Based on a study by the State Welfare Organization most of these children are engaged in routine work, in particular street vending (73.2%), porterage (6.8%) and playing music (6.4%) or semi-routine work of garbage searching and collecting bread waste (9.6%) and panhandling (5.7%).
A very small number of children (2%) are also engaged in the drug trade and pickpocketing.
Street children live in dire conditions where they survive in abandoned buildings, containers, automobiles, parks, or even on the street itself.
Street children experience a series of social and psychological traumas on the streets on a daily basis.
Street children experience a series of social and psychological traumas on the streets on a daily basis.
The quantitative data based on the study shows that 40.2% of the kids have mentioned heat and cold tolerance, 34.9% have mentioned confiscated goods, 33.2% stated being involved in a car accident and 26.7% mentioned some sort of other illness.
Among the children’s numerous experiences that have been quoted by several children’s organizations, violence from the public, peers and police officers are common occurrences in the lives of street children.
About 27.4% of children have reported being insulted and beaten by guards, 26.6% have gone through peer-beating, 16.2% have been insulted and beaten by people, while 4.5% have reported sexual abuse, the study claims.
Street children in Iran, compared with the general population, have a higher alcohol and drug consumption rate under the age of 18 years. About 17.3% of street children have had alcohol at least once in their lifetime, and about 7% of street kids drink alcohol every day.
The age of starting drugs among street children is actually quite low, where about 56 per cent started using before the age of 14. Many children in this study claim that this addiction runs in the family where 43.8% have reported an addict father and 36.9% have reported close friends being addicts.
About a third of children on the streets of Tehran (31%) have reported leaving home because of family problems, where 23.9% of children have reported a history of physical abuse.
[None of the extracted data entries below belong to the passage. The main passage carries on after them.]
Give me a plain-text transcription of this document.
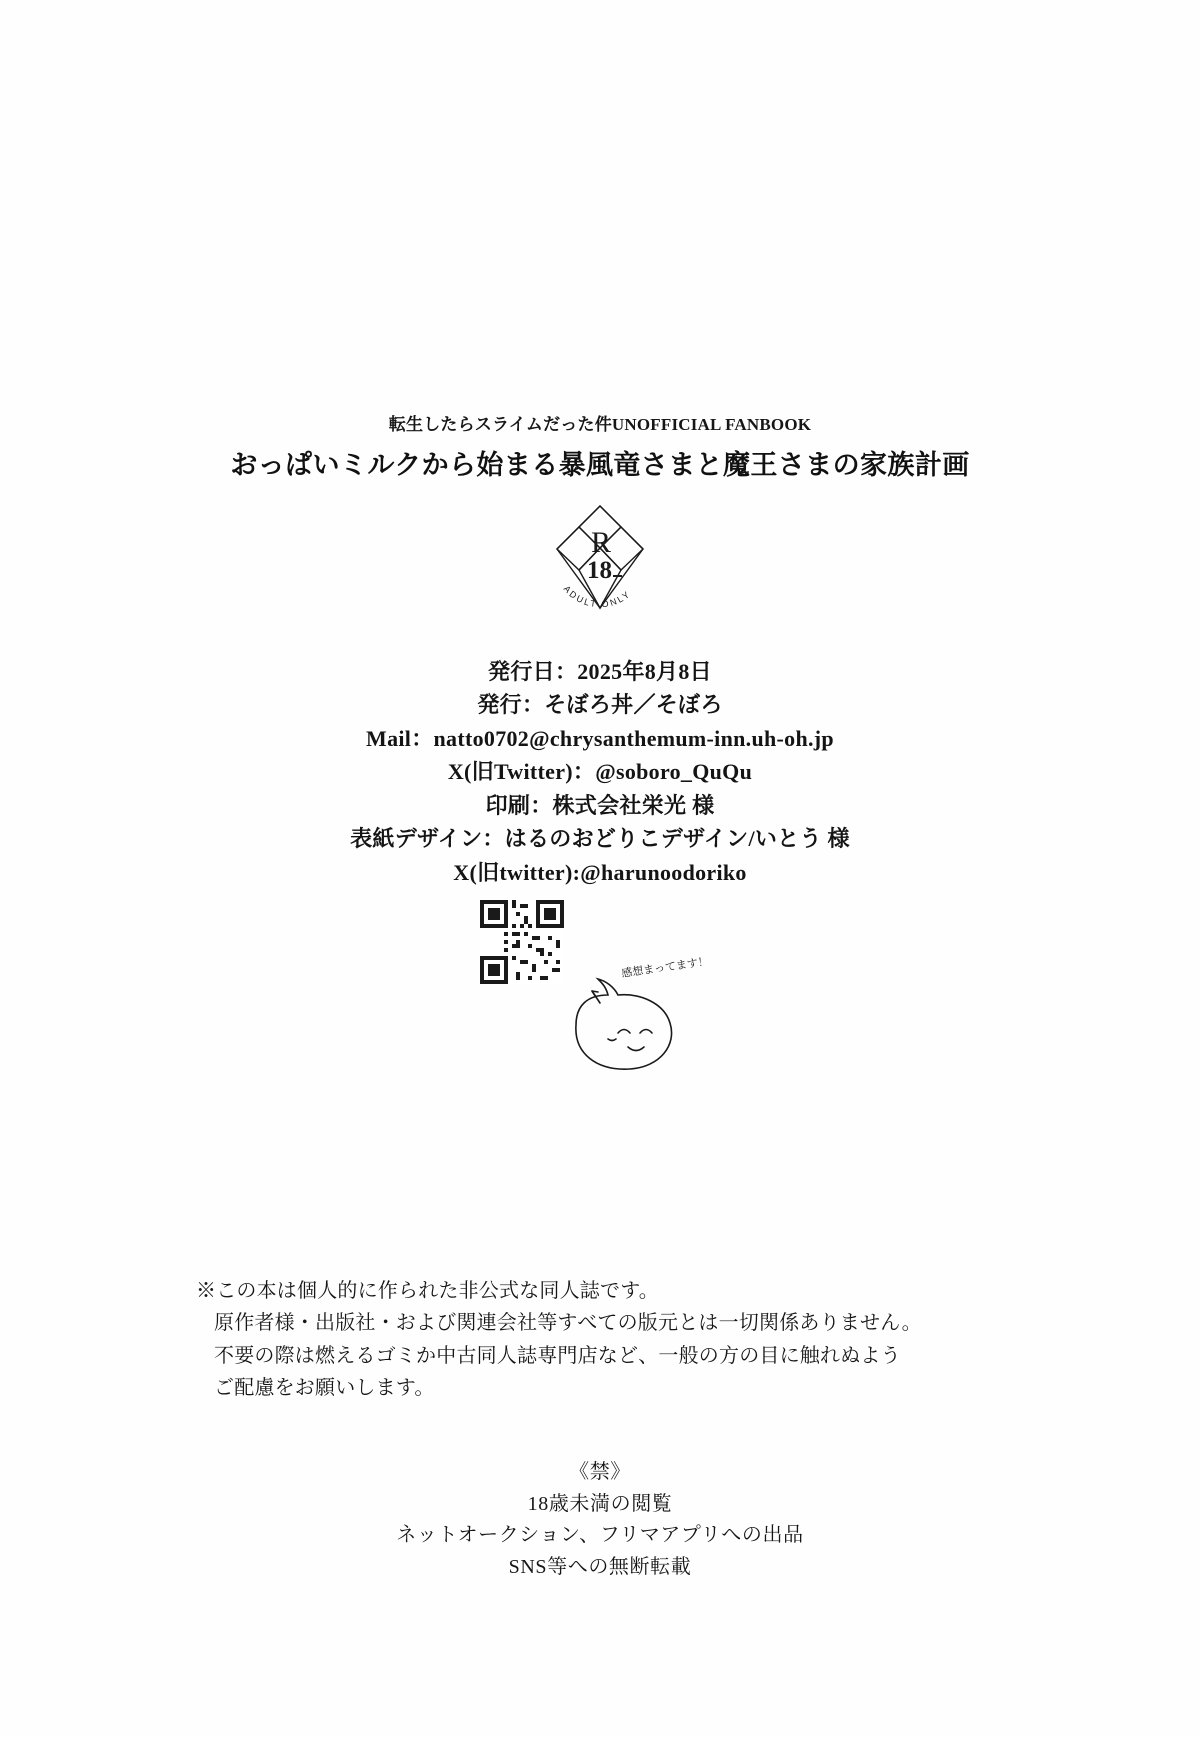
転生したらスライムだった件UNOFFICIAL FANBOOK
おっぱいミルクから始まる暴風竜さまと魔王さまの家族計画
R
18
ADULT ONLY
発行日：2025年8月8日
発行：そぼろ丼／そぼろ
Mail：natto0702@chrysanthemum-inn.uh-oh.jp
X(旧Twitter)：@soboro_QuQu
印刷：株式会社栄光 様
表紙デザイン：はるのおどりこデザイン/いとう 様
X(旧twitter):@harunoodoriko
感想まってます！
※この本は個人的に作られた非公式な同人誌です。
原作者様・出版社・および関連会社等すべての版元とは一切関係ありません。
不要の際は燃えるゴミか中古同人誌専門店など、一般の方の目に触れぬよう
ご配慮をお願いします。
《禁》
18歳未満の閲覧
ネットオークション、フリマアプリへの出品
SNS等への無断転載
These street children come from families that do not have a desirable economic situation, where fathers are unemployed and there is a weak participation from the mothers towards the family income.
Determining the numbers of street children in Iran is a virtually impossible. In a 2005 report by the U.S. State Department, by the Iranian government’s own admission, 60,000 street children were accounted for in Iran.
Numerous child rights organizations suspect that the number is substantially higher, citing figures of 200,000 or more. Of this number, about 55 percent are the children of Afghan refugees.
The atrocities these children experience are the blatant fault of the Iranian regime and are in direct conflict with the ‘Convention of Rights of Children’ that demands that children have to be looked after by the state if their own families cannot provide for them.
However, no such step is being taken by the mullahs for the betterment of these children, where they are too busy building up nuclear weapons and exporting terrorism and fundamentalism.